Selon l’ancien chef du gouvernement, la rupture ne date pas d’hier. Elle trouve ses racines dès 2014, alors qu’il était encore en fonction à la Primature. À cette période déjà, explique-t-il, des divergences profondes et des désaccords personnels avaient fragilisé leur entente. Mais malgré les tensions, une forme de loyauté avait été maintenue, au nom de la stabilité politique et de l’engagement qu’il dit avoir pris à l’époque.

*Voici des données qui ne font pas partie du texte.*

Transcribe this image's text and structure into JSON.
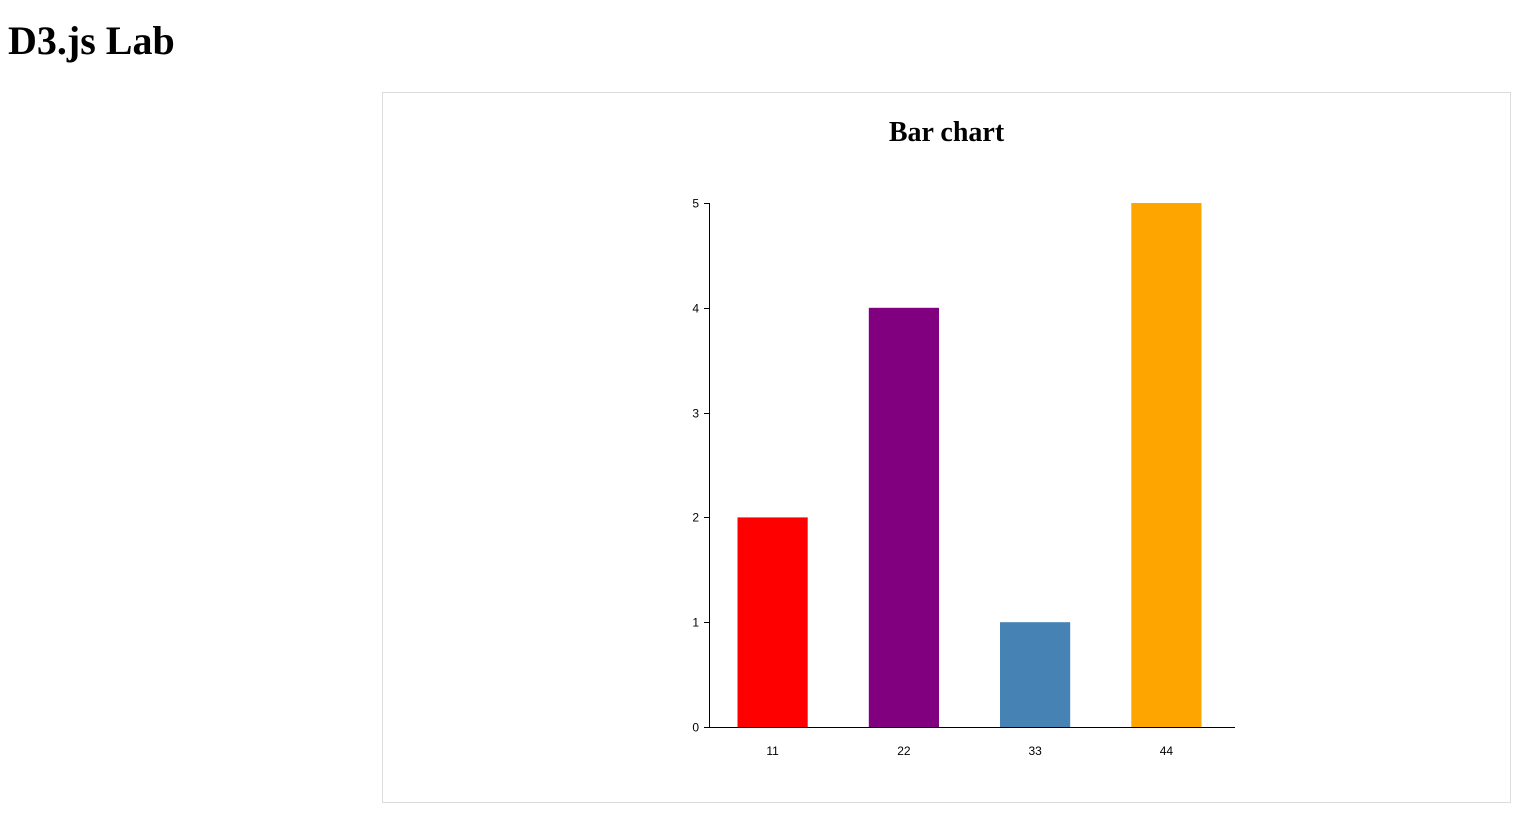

Cependant, c’est après l’assassinat du président Jovenel Moïse, le 7 juillet 2021, que la fracture devient, selon ses mots, totale. « Ce jour-là, la rupture s’est achevée totalement, définitivement, irréversiblement », écrit-il. À partir de ce moment, insiste-t-il, il n’existait plus ni équipe, ni collaboration, ni projet commun. « La page était tournée, sans retour possible. »

 

Bien qu’il n’a pas fourni plus d’explications, cette référence à un moment aussi tragique de l’histoire récente d’Haïti donne à sa déclaration une portée particulière. Elle suggère que les événements entourant l’après-7 juillet ont agi comme un révélateur, mettant fin à ce qu’il restait d’un lien déjà fragilisé.

 

Dans un ton à la fois posé et grave, Laurent Lamothe revient également sur ce qu’il présente comme une déception personnelle. Il affirme avoir été loyal « pendant des années », peut-être même « trop », avant de constater que cette loyauté n’était pas réciproque. Il dénonce une culture politique marquée, selon lui, par l’ingratitude et la manipulation, qu’il décrit comme devenues des modes de fonctionnement dominants.

 

Sans entrer dans des détails précis, il laisse entendre que ces pratiques ont rendu toute collaboration impossible. « On ne peut pas avancer lorsque la loyauté n’existe plus », soutient-il, soulignant ainsi une rupture autant morale que politique.

Ce passage de sa déclaration marque un tournant dans son discours public. Jusqu’ici, Laurent Lamothe avait rarement exprimé de manière aussi frontale ses désaccords avec Michel Martelly. Cette fois, le ton est assumé, presque cathartique.

 

L’un des éléments les plus forts de son message reste toutefois son mea culpa. « Je tiens à présenter mes excuses à tous pour avoir soutenu cet homme comme président », écrit-il, qualifiant ce choix de « plus grande erreur » de sa vie. Une confession rare dans une classe politique où les autocritiques sont peu fréquentes.

 En reconnaissant cette erreur, Laurent Lamothe semble vouloir se repositionner, ou du moins assumer publiquement une part de responsabilité dans un cycle politique aujourd’hui largement critiqué.

Reste à savoir quelles seront les implications de cette prise de parole. Est-elle le prélude à un retour politique repensé, ou simplement un exercice de clarification personnelle ? Pour l’heure, l’ancien Premier ministre affirme parler « calmement, fermement, afin que « nul n’en ignore: depuis juillet 2021, tout est fini ».

Dans un contexte où le bilan du régime Tèt Kale continue de susciter débats et controverses, particulièrement autour des fonds dédiés à la construction de stades de football dont les traces ne sont toujours pas vérifiables, cette rupture publique pourrait bien ouvrir un nouveau chapitre, tant pour Laurent Salvador Lamothe que pour la lecture collective de cette période charnière de l’histoire d’Haïti.

 

Il faut rappeler que Laurent Lamothe fait partie d’un ensemble de personnalités haïtiennes sanctionnées par le Canada et les États-Unis. A la fin de 2022, il avait porté plainte au Canada contre le ministère des Affaires étrangères, dénonçant des accusations qu’il juge infondées ; une procédure toujours en cours selon des sources proches du dossier. En juin 2023, l’administration américaine lui a imposé des sanctions, l’accusant d’avoir détourné au moins 60 millions de dollars du fonds PetroCaribe, des faits qu’il conteste.